Ia memfokuskan jiwa dan pikiran nya supaya selaras. Setelah itu perlahan lahan jari tangan kanannya naik ke atas sembari ia memikirkan sebuah tempat yang lebih baik dari tempat ini.

Ya.... Clarissa gagal di sesi percobaan pertamanya, namun Clarissa tidak kecil hati ia mencoba lagi untuk kali kedua dan ketiga. Namun apa yang di dapat? nihil. Tidak ada yang terjadi.

Dengan wajah kusut nya Clarissa ingin menangis sekarang juga, siapa yang bisa membantunya di sini?

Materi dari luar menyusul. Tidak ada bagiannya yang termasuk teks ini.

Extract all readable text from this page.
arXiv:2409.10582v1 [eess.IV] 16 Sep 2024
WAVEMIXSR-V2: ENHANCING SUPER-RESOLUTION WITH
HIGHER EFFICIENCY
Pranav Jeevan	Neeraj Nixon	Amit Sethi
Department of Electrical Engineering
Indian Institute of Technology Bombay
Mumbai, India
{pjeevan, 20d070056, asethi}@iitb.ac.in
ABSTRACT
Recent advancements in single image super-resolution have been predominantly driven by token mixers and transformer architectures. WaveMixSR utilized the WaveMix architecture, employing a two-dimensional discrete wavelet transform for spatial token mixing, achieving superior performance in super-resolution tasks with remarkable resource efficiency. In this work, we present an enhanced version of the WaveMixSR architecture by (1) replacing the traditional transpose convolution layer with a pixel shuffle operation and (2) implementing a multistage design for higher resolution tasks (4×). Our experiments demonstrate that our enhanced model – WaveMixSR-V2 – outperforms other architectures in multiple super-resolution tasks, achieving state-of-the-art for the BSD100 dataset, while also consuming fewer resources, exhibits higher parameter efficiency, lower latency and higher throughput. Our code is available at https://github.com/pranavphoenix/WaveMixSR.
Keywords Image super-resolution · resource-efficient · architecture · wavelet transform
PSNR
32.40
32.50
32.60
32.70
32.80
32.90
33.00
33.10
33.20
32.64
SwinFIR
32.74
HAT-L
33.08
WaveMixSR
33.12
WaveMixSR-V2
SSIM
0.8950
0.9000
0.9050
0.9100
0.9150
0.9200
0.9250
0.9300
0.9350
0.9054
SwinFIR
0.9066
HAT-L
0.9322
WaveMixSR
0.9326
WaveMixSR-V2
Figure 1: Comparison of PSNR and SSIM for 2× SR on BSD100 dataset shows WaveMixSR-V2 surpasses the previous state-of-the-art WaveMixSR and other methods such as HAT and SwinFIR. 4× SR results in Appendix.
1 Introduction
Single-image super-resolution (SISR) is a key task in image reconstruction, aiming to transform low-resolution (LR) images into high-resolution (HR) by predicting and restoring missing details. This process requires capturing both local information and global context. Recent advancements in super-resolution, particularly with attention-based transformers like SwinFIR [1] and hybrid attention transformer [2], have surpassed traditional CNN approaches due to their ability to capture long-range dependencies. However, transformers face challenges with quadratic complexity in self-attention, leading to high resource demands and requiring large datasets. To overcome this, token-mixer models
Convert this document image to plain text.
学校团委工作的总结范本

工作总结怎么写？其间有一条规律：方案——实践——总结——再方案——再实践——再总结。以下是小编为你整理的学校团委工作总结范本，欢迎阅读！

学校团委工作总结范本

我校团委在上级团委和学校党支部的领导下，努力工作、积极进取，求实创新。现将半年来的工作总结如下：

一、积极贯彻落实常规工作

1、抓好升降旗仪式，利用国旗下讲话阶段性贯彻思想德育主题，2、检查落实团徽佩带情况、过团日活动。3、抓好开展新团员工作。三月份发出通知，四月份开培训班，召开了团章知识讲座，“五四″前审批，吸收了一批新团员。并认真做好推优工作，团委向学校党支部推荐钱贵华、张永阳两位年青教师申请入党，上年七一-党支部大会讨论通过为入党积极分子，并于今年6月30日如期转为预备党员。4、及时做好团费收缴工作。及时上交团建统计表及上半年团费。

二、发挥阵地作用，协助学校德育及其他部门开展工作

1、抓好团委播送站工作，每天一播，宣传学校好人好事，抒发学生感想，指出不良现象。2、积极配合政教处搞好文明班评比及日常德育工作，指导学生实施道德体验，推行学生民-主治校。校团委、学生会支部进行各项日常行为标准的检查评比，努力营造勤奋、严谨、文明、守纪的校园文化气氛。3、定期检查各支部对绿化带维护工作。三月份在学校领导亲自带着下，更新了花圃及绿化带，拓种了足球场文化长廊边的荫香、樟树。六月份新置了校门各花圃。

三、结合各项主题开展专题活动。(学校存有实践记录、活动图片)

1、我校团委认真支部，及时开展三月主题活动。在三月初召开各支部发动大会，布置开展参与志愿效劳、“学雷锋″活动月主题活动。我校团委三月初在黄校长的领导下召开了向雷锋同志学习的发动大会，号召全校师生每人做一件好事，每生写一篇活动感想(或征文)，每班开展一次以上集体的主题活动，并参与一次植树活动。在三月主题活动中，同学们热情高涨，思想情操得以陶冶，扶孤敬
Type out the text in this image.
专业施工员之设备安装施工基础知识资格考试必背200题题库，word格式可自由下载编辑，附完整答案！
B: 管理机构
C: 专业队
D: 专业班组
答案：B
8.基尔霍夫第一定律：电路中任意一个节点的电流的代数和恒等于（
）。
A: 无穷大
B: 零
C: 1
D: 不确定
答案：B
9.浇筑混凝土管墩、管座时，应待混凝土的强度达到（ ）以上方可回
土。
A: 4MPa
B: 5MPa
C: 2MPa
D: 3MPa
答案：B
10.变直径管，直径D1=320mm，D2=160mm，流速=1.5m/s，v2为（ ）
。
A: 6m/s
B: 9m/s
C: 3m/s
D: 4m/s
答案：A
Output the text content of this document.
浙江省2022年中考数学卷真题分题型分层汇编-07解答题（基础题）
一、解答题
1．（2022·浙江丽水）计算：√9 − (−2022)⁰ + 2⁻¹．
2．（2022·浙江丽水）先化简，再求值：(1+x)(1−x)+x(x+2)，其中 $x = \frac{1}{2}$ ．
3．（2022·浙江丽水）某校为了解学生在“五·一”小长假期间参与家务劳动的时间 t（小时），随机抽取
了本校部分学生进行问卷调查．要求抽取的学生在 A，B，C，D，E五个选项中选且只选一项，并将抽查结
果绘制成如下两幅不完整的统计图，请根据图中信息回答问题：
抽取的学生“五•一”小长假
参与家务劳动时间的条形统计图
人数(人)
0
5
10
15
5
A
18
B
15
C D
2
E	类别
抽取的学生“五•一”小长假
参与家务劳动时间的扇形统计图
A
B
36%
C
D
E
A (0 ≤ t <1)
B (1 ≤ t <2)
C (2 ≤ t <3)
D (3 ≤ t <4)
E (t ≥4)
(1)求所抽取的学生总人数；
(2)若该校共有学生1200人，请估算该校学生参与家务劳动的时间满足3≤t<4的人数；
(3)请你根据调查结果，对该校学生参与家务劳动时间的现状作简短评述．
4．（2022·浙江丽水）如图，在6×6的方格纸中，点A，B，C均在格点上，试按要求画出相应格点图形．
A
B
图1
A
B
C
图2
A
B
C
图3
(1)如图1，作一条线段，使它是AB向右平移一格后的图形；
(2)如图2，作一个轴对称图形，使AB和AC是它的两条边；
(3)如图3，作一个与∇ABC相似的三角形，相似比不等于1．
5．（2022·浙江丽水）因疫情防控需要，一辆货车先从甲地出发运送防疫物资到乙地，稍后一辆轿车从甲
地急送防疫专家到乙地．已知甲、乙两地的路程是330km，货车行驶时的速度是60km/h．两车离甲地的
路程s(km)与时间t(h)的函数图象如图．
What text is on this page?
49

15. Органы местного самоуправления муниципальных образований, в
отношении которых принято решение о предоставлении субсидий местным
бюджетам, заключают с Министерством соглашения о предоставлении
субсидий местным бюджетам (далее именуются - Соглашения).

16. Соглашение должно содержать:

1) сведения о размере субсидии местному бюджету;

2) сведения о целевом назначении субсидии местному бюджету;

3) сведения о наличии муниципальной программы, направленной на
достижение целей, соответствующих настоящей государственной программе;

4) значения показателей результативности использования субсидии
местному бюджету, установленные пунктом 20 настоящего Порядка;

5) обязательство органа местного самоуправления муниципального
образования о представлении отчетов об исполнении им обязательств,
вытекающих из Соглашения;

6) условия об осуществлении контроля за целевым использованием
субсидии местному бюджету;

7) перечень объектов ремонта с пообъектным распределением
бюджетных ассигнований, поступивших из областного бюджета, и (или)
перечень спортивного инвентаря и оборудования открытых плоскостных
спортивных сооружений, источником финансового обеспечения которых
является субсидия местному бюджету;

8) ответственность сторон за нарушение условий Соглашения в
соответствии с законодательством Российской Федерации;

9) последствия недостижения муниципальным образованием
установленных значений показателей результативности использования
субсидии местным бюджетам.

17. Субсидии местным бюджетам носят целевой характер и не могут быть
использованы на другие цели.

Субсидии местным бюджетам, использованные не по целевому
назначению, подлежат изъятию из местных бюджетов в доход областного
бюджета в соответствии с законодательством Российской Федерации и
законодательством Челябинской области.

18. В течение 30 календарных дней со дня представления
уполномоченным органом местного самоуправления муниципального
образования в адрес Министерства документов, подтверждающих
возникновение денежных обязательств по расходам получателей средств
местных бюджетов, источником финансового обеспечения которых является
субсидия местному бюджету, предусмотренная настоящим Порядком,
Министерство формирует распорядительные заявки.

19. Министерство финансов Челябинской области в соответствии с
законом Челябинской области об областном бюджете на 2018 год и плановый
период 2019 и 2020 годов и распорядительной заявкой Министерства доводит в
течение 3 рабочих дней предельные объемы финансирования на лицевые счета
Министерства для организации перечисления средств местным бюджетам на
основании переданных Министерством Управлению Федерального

Tangan kanan Clarissa naik ke lehernya, ingin rasanya menenang kan diri lewat dua kalung sayap miliknya.
Ia mulai menggenggam kalungnya itu sambil menceritakan segala keluh serta sedihnya.

Clarissa sering melakukan itu, kegiatannya sedikit membantu meski hanya beberapa persen saja. Namun itu lebih baik dari pada tidak sama sekali.

Sekitar lima menitan ia menggenggam kalungnya. Terasa ada sesuatu yang kurang dari kalungnya.

"Kemana satu nya?"

"Oh astaga di mana kalung sayap yang lain, kenapa hanya satu?"
Clarissa panik sembari melihat ke arah kalungnya.

"Itu sebagian dari diri ku, jika itu hilang..." Clarissa menutup mulutnya agar berhenti mengkhawatirkan hal yang buruk.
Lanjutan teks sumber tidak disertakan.